The most well-known section(s) of the wall were built by the Ming dynasty. This occurred between 1368 and 1644, with this part concluded to be around 5,500 miles in length (8,850km).
The wall was originally built by the Qin dynasty to connect the fortifications that remained along China’s norther frontier. Local resources were used, and many of the ancient sections have now eroded. Succeeding dynasties rebuilt and expanded the wall to protect themselves for invasions, too.
People have now been visiting the Great Wall for years. The Juyongguan area is a particularly popular tourist spot, and one that you would recognise from imagery over the years. You can even camp on the wall, go hiking or simply walk along at your own pace.
Chichen Itza, Yucatan Peninsula
Located in Mexico, this is a ginormous complex of Mayan ruins. The ancient city features at huge step pyramid – known as El Castillo or the Temple of Kukulcan – and a ball court. As well as this, you will find as the Wall of the Skulls and the Temple of the Warriors. There is much more to see, too, so exploring with a guide is a good plan.
Built around 600AD, it lies over an area of around 4 miles. When excavations began in the 19th century, skeletons and sacrificial objects were found confirming the legend of the Cult of the Cenote. This was a human sacrifice to the rain god. Victims and valuables were thrown into the major cenote at Chichen Itza!
Whilst I thought that Chichen Itza was amazing, I actually preferred the lesser-known temple complex, Calakmul, in Mexico. You can read all about that here- Everything you need to know when visiting Calakmul.
Taj Mahal, Agra
One of the images that is synonymous with India is a view of the Taj Mahal at sunrise. Is it any wonder, then, that it was voted in as one of the new 7 wonders of the world? It would certainly get my vote…
Commissioned in 1632 and completed in 1653, the white marble mausoleum houses the tomb of Mughal emperor Shah Jahan and his wife, Mumtaz Mahal, for whom it was originally built.
The Taj Mahal is set over an impressed 17 hectares of land, and is around 73 metres tall. Millions of people visit the Taj Mahal for the incredible beauty and serenity inside and outside of the mausoleum. Whether you see the Taj Mahal in the early morning glow or under the light of the moon, you’re bound to be blown away by its iconic style.
Christ the Redeemer, Rio de Janeiro
Brazil is a beautiful country; the bay of Rio de Janeiro itself is actually classed as one of the 7 natural wonders of the world.

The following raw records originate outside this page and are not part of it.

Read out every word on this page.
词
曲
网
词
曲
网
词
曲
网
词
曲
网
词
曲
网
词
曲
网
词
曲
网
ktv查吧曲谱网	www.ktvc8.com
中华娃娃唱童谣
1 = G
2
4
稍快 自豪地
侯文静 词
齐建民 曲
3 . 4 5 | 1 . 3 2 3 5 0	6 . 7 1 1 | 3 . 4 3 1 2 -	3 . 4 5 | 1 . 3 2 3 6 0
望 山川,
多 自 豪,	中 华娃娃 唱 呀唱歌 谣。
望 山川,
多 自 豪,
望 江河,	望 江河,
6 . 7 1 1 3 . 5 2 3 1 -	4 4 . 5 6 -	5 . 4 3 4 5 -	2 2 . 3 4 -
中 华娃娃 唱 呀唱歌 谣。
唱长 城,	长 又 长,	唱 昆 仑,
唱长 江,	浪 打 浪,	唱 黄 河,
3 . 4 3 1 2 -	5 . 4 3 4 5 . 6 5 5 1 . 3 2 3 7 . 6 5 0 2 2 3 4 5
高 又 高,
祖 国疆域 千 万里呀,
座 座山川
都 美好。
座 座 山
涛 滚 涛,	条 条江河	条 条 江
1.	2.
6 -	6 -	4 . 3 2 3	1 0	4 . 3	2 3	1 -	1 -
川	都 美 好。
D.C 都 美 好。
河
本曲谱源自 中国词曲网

By visiting the impressive Christ the Redeemer statue you can tick two things off the ultimate travel bucket list!
The statue is art deco, designed by Paul Landowski, a French sculptor, and built by a Brazilian engineer named Heitor de Silva Costa. He collaborated with French engineer Albert Caquot, and the face was actually created by Gheorghe Leonida. The statue was a team effort, certainly. It is 30 metres tall, with an 8 metre pedestal, and the arm span is 28 metres wide.
You can book various trips and tours that allow you to skip the line to visit the statue. Christ the Redeemer can be reached by train or you can take a taxi from the city centre, like we did.
Machu Picchu, Andes Mountains
High above the Urubamba River valley in Peru, you can find the Incan citadel of Machu Picchu. Despite the fact that nobody really knows what it was built for, it was voted as one of the new 7 wonders of the world.
It offers panoramic views, and fascinates visitors, architects and archaeologists due to its huge blocks being fused together without the use of mortar. The buildings also play on the astronomical alignments.
Admission is regulated, so booking in advance is recommended if you are planning to visit this spectacular site. You can also visit with a guide, hike up the mountain or explore the nearby jungle.
So they are the new 7 wonders of the world. All spectacular sites in their own right, they’re not to be missed if you ever get the opportunity to visit them.